For k=31, m=11, the observed maximum is ~46 kmers per chunk — well within the 127-kmer u7 capacity. The structural maximum from superkmer construction is k − m + 1 = 21 kmers/unitig; longer unitigs arise from paths spanning more than one superkmer.
ptr_hash configuration
type Mphf = PtrHash<
u64, // key type: canonical kmer raw encoding
CubicEps, // bucket fn: 2.4 bits/key, λ=3.5, α=0.99
CachelineEfVec<Vec<CachelineEf>>, // remap: 11.6 bits/entry (Elias-Fano)

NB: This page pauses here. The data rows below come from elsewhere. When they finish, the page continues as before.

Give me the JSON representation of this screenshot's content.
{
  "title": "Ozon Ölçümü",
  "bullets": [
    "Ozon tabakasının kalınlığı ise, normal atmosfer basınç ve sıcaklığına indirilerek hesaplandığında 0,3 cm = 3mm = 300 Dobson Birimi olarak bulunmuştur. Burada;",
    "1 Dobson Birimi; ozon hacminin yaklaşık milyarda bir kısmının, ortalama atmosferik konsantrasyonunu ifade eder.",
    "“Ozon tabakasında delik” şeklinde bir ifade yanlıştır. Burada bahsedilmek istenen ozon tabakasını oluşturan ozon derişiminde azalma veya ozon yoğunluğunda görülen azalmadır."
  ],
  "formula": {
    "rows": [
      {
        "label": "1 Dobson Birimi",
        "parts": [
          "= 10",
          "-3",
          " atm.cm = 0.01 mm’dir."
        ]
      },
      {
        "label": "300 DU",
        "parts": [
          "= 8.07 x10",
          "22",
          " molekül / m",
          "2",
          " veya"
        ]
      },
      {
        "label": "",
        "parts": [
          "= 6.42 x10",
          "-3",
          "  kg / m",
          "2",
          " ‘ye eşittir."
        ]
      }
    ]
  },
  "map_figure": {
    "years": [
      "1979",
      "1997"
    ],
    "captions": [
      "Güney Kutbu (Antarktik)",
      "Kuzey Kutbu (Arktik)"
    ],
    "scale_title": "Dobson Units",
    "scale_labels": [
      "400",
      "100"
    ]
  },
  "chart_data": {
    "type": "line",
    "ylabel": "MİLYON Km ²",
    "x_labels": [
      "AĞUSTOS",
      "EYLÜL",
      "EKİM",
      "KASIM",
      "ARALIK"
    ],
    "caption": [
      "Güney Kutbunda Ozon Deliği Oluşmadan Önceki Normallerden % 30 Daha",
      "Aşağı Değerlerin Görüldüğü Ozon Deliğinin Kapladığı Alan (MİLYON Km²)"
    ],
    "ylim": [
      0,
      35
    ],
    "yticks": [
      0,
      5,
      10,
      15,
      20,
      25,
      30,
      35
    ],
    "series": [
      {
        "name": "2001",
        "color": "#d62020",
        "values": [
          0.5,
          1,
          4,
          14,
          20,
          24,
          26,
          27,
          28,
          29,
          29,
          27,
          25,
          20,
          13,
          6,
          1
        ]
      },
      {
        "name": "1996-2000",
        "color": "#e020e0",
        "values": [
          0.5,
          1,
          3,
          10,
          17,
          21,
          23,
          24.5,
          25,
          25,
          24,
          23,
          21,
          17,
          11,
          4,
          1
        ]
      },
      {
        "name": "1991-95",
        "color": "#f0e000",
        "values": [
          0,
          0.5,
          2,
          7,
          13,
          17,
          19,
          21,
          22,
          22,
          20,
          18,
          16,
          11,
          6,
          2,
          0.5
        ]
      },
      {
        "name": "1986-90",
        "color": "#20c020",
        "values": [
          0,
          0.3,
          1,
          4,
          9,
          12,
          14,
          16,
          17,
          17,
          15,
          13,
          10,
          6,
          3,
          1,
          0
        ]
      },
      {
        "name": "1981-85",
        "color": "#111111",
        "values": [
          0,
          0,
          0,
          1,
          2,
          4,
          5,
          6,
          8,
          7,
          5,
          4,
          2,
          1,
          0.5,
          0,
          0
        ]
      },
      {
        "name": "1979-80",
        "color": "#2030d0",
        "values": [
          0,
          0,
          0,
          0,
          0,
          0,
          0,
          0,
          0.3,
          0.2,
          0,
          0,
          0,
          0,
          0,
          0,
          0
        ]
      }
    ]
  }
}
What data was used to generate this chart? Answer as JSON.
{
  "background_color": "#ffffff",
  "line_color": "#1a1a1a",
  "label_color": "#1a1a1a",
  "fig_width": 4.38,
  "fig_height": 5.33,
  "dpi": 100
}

Xx64, // hasher: XXH3-64 with seed
Vec<u8>, // pilots
>;
Xx64 is chosen over FxHash because canonical kmer raw values are left-aligned u64 with structural zeros in the low bits (42 zeros for k=11, 2 zeros for k=31), which single-multiply hashes distribute poorly.
CubicEps with PtrHashParams::<CubicEps>::default() (λ=3.5) is a balanced tradeoff: 2× slower construction than Linear/λ=3.0, 20% less space.
Query path
pub fn query(&self, kmer: CanonicalKmer) -> Option<Hit<D::Item>> {
self.mphf.find(kmer).map(|slot| Hit { slot, data: self.data.read(slot) })
}
MphfLayer::find probes the MPHF, decodes evidence, and verifies the kmer — returning Some(slot) on match, None otherwise. data.read(slot) is called only on a confirmed hit.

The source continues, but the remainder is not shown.